Seed has started this thing they’re calling “Ask a Science Blogger,” in which we’re supposed to take provocative questions and answer them here. You know, like those ice-breaking party games, supposed to get the social bonding thing going, foster unity, etc. Only thing is, they don’t quite get the idea yet—they’re asking the science bloggers to come up with questions to ask the science bloggers. “What’s that?” I say, “why not cut out the middleman and not ask the questions that nobody’s asking that we’re being asked to answer? Saves time.”

That’s too mean-spirited, so let’s turn it around in true weblogging fashion and ask you, the loyal readers, to invent the questions that we’ll ask the bloggers that they might then answer. These will then get passed up the corporate food chain, filtered and processed, and come back down to us in a little game of telephone. You know, you’ll ask some great question like “How does a pycnogonid eat an opisthobranch?” and the question of the week will be “How do pygmies greet the opposite rank?” and we’ll all sit here baffled. It will be great Science.

To prime the pump, here are a few questions that I thought would be fun.

  1. What’s your favorite body part, and where did you get it?
  2. How to address the help: EYE-gor or EEE-gor?
  3. How does science help you in the bedroom?
  4. Mad scientist movies: which ones get it right, and which are a kind of wishful ideal?
  5. What mutation do you wish you had?
  6. …maybe we could hybridize questions 3 and 5…
  7. What music puts you in the mood for a little lab work?
  8. When making chimeras, which manimal is best avoided?

I’m sure you can come up with much better ones. If you don’t feel like asking questions, there’s nothing stopping you from answering them!

The Seed Crystal Ball

Our Seed Overlords have submitted yet another question to their blogulous oracle, i.e., us: Will the “human” race be around in 100 years?

I don’t think it’s a particularly good question, I’m afraid.

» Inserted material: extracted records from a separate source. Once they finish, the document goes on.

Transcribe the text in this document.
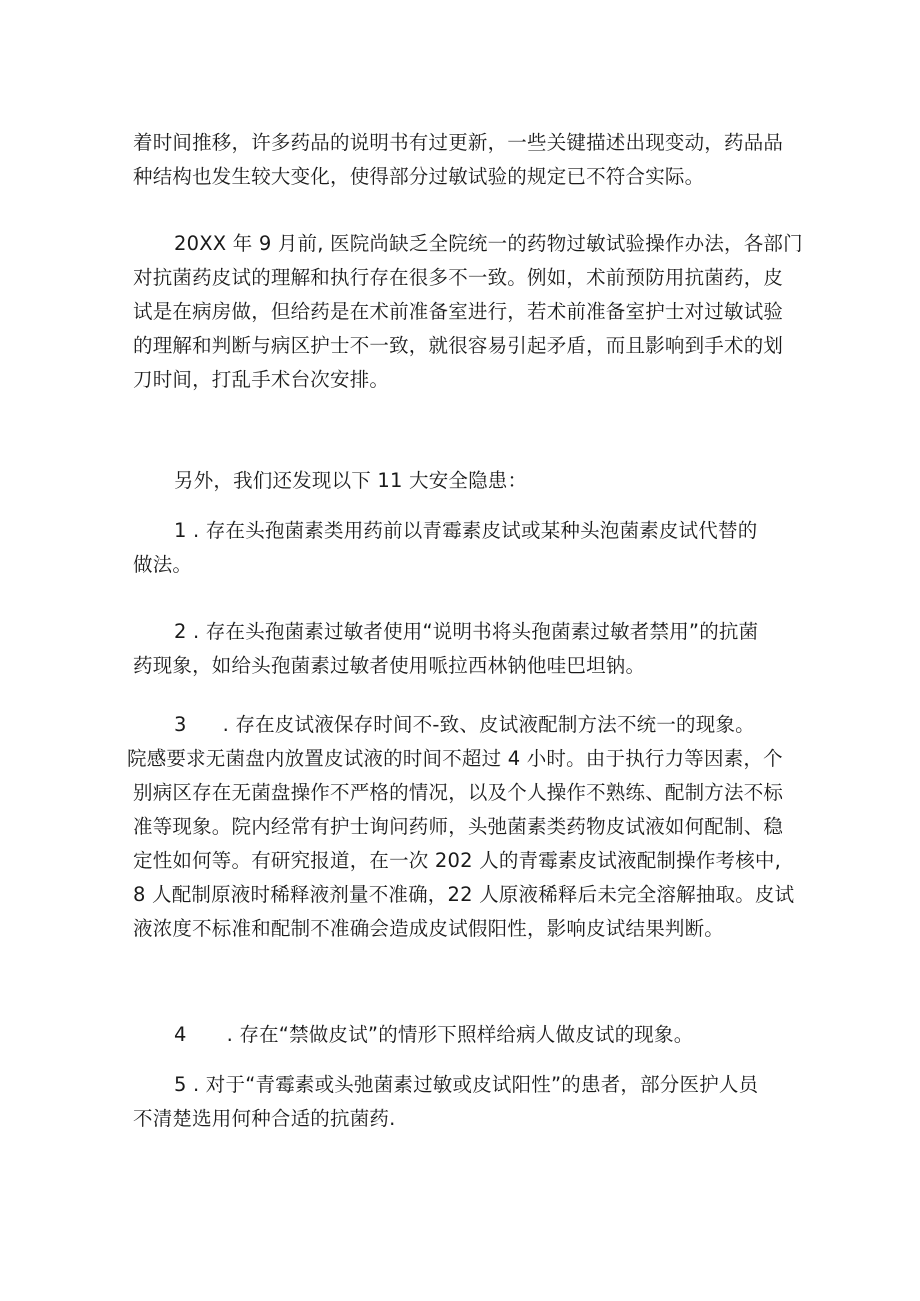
着时间推移，许多药品的说明书有过更新，一些关键描述出现变动，药品品
种结构也发生较大变化，使得部分过敏试验的规定已不符合实际。
20XX 年 9 月前, 医院尚缺乏全院统一的药物过敏试验操作办法，各部门
对抗菌药皮试的理解和执行存在很多不一致。例如，术前预防用抗菌药，皮
试是在病房做，但给药是在术前准备室进行，若术前准备室护士对过敏试验
的理解和判断与病区护士不一致，就很容易引起矛盾，而且影响到手术的划
刀时间，打乱手术台次安排。
另外，我们还发现以下 11 大安全隐患：
1 . 存在头孢菌素类用药前以青霉素皮试或某种头泡菌素皮试代替的
做法。
2 . 存在头孢菌素过敏者使用“说明书将头孢菌素过敏者禁用”的抗菌
药现象，如给头孢菌素过敏者使用哌拉西林钠他哇巴坦钠。
3 . 存在皮试液保存时间不-致、皮试液配制方法不统一的现象。
院感要求无菌盘内放置皮试液的时间不超过 4 小时。由于执行力等因素，个
别病区存在无菌盘操作不严格的情况，以及个人操作不熟练、配制方法不标
准等现象。院内经常有护士询问药师，头弛菌素类药物皮试液如何配制、稳
定性如何等。有研究报道，在一次 202 人的青霉素皮试液配制操作考核中,
8 人配制原液时稀释液剂量不准确，22 人原液稀释后未完全溶解抽取。皮试
液浓度不标准和配制不准确会造成皮试假阳性，影响皮试结果判断。
4 . 存在“禁做皮试”的情形下照样给病人做皮试的现象。
5 . 对于“青霉素或头弛菌素过敏或皮试阳性”的患者，部分医护人员
不清楚选用何种合适的抗菌药.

The answer is simply “yes”. If the question were about prairie chickens, cheetahs, or chimpanzees, it would be a more challenging question, but with a population of 6.5 billion of us, I don’t think there’s much doubt. We’ll be here. The only question is what state we and the world will be in. I’ll speculate a bit on possible outcomes.

  1. We keep going as we have been. The population is double what it is now or more, and resources are scarcer. We continue to tear at the planet, squabbling over what’s left, and we’re wallowing in poverty and war and desperation. That can’t last, of course: sometime beyond that century mark, or before, we hit scenario 2.
  2. There is a major resource crash. The oceans are exhausted, climate change wrecks agriculture, plagues rip through a bloated population, and there is a massive die-off of humanity. Populations drop precipitously, leaving only scattered enclaves. Civilization as we know it ends. Humanity continues, but in a barbarous state.
  3. The optimistic scenario: some cultures practice restraint, using technology to control population growth and develop sustainable food and energy resources. They work to bring about scientific and technological advances that improve their chances for survival and progress. Unfortunately, the whole world won’t do that: the gap between the haves and have nots widens. On one side, population reductions by choice and with little disruption; on the other, population reductions by starvation and suppression and war.

I don’t think there will be any significant biological changes in us. Four or five generations for a population as large as ours just isn’t enough time for major transformations. Changes populations of bacteria and viruses is another matter—humanity is one giant culture dish as far as they are concerned, and I wouldn’t be surprised if some hugely traumatic disease does arise in our near future. I’d be surprised if it didn’t. Expect populations of other large and fragile organisms to continue to experience our existence as a disaster. The only real question of import is how much biodiversity will be lost before we come to our senses (unlikely) or are taken down by a few orders of magnitude by nature (much more likely).

Hey, nobody said these questions have to prompt happy stories.